2-1 - Their goal was a good'un. Throw in down by the corner flag on the left. Mortimer receives it with his back to goal, and with his first touch flicks it up over Halle's head, as he spins round Halle the other way, collects the ball in the box, drags it round another defender, before smacking it into the top far corner, Nigel nowhere.

3-1 - 2 minutes later. Best of the game. Young Smith stars again. Great move down the left. Again Harry comes inside, rolls the ball across to Smith, he pushes it first time onto Jimmy's feet on the edge of the box, Jimmy backheels a one-two, to Smith who hammers it home low from twenty yards with his left foot.
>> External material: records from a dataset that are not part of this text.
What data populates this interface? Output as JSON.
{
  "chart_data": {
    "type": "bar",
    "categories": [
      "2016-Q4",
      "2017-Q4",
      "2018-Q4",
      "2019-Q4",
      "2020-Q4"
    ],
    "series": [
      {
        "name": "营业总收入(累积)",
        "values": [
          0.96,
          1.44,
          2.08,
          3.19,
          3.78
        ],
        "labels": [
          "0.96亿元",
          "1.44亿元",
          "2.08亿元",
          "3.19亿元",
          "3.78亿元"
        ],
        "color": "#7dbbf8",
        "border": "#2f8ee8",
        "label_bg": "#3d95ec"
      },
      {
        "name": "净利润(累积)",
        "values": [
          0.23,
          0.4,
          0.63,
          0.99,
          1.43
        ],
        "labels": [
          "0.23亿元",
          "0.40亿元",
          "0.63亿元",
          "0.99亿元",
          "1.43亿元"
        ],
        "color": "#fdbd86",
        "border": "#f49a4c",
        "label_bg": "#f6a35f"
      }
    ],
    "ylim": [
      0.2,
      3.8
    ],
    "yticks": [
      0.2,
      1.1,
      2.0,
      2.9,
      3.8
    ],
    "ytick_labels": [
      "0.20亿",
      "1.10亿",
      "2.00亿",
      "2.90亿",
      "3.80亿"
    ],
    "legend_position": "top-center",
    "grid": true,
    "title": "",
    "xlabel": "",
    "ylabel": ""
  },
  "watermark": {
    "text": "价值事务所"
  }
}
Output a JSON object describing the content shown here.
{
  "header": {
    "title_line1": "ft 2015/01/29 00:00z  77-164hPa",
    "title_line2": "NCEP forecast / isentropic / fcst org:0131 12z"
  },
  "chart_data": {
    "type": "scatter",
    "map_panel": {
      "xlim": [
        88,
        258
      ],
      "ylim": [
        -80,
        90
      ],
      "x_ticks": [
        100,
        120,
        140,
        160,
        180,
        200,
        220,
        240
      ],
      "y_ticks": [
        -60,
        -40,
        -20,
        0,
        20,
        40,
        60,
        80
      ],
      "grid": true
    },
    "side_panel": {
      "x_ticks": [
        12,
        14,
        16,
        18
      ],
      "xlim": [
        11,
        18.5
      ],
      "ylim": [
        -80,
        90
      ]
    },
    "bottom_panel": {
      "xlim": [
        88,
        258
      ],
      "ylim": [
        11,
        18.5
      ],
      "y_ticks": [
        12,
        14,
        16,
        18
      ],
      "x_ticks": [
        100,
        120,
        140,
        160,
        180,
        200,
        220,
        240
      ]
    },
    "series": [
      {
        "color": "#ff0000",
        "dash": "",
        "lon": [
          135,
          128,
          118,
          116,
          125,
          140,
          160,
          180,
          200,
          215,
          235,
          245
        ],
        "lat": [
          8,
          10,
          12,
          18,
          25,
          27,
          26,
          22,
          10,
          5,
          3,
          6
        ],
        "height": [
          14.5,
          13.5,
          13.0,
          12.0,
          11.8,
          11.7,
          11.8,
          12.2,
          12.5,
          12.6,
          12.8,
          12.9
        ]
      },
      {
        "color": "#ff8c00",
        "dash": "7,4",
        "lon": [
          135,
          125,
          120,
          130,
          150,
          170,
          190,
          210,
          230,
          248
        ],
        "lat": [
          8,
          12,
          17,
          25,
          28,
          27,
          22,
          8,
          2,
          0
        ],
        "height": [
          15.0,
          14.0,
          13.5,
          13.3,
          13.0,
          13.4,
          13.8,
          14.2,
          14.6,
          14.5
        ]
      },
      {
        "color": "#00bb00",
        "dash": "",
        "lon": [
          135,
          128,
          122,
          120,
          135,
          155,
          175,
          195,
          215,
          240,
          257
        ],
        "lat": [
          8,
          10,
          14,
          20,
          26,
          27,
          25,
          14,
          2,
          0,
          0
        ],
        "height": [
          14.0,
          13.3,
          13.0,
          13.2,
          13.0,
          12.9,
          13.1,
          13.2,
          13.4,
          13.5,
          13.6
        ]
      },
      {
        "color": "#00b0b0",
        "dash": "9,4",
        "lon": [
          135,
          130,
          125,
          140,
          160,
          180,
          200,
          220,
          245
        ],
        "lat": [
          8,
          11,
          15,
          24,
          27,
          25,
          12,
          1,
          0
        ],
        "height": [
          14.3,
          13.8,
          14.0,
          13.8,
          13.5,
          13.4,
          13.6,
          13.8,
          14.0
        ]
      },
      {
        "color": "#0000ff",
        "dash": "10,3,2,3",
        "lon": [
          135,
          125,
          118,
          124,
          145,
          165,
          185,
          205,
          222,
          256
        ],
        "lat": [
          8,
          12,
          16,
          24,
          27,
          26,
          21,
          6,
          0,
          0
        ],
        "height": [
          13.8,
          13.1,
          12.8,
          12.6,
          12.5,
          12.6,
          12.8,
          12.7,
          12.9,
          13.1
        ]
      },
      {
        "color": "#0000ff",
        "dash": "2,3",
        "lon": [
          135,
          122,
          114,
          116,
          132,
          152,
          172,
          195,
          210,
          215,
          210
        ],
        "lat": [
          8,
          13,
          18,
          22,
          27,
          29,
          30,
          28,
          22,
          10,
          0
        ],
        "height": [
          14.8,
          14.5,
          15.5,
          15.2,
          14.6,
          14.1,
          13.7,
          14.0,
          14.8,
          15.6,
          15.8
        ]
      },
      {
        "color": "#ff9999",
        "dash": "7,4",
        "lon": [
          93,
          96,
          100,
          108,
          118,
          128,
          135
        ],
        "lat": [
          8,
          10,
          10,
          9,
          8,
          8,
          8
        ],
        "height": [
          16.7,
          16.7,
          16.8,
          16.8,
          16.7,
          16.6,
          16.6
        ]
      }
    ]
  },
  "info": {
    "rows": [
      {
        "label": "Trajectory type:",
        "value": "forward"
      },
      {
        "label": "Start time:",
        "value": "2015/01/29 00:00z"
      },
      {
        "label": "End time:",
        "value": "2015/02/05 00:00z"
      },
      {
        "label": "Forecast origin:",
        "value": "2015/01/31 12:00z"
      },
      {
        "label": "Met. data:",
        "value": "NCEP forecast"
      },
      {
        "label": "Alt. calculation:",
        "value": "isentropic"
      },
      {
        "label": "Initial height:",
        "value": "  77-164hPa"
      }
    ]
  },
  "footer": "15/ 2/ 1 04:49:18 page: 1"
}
4-1 - assorted ping pong ricochets on the half way line - including a hand ball by a Charlton player, and a bounce off the ref - which fell to Bowyer in our half - 10 yard pass straight through to an unmarked, and suspiciously offside Harry - he runs it into the box one on one with the keeper, another dummy, keeper on his arse again, goooal.

POINTS:

MARTYN -7- great save - not a lot else - missed a cross and bloke behind us christened him raghands.
HIDEN -7- Very comfortable at sweeper.
MOLENAAR -7- cutting out the errors, looking solid.
WOODGATE -7- will have to watch his octopus tendencies - otherwise great.
HALLE -3- the shirt came out, but there wasn't a footballer in it.
HARTE -5- low profile.
HOPKIN -7- a vast improvement
BOWYER -8- another top performance
KEWELL -8- MOTM. Outstanding
JIMMY -7- works better with support.
CLYDE -5- Its not working is it... bless him.
subs SMITH - looks good - nice finish - looks to have a nasty little attitude too.
Kelly and Lucas have to come back into this team yet.


New style Leeds on the right track - Timothy Collings

Copy from Football Unlimited of 22/11/1998.
Read the full report in Football Unlimited

Three spectacular goals, combined with one from the slapstick school of goalmouth laughs and a rocket from their opponents, endorsed Yorkshire optimism that David O'Leary is succeeding in his efforts to turn Leeds from efficient spoilers into elegant entertainers. Playing in a progressive 3-4-3 formation, they comprehensively outplayed Charlton to extend their unbeaten streak to six league games and shake off the shadow of George Graham's stewardship.

After three successive draws and four games unbeaten, Alan Curbishley's team were seeking not only to extend that stabilising run, but also to improve on a poor record of only one clean sheet at Elland Road since 1945.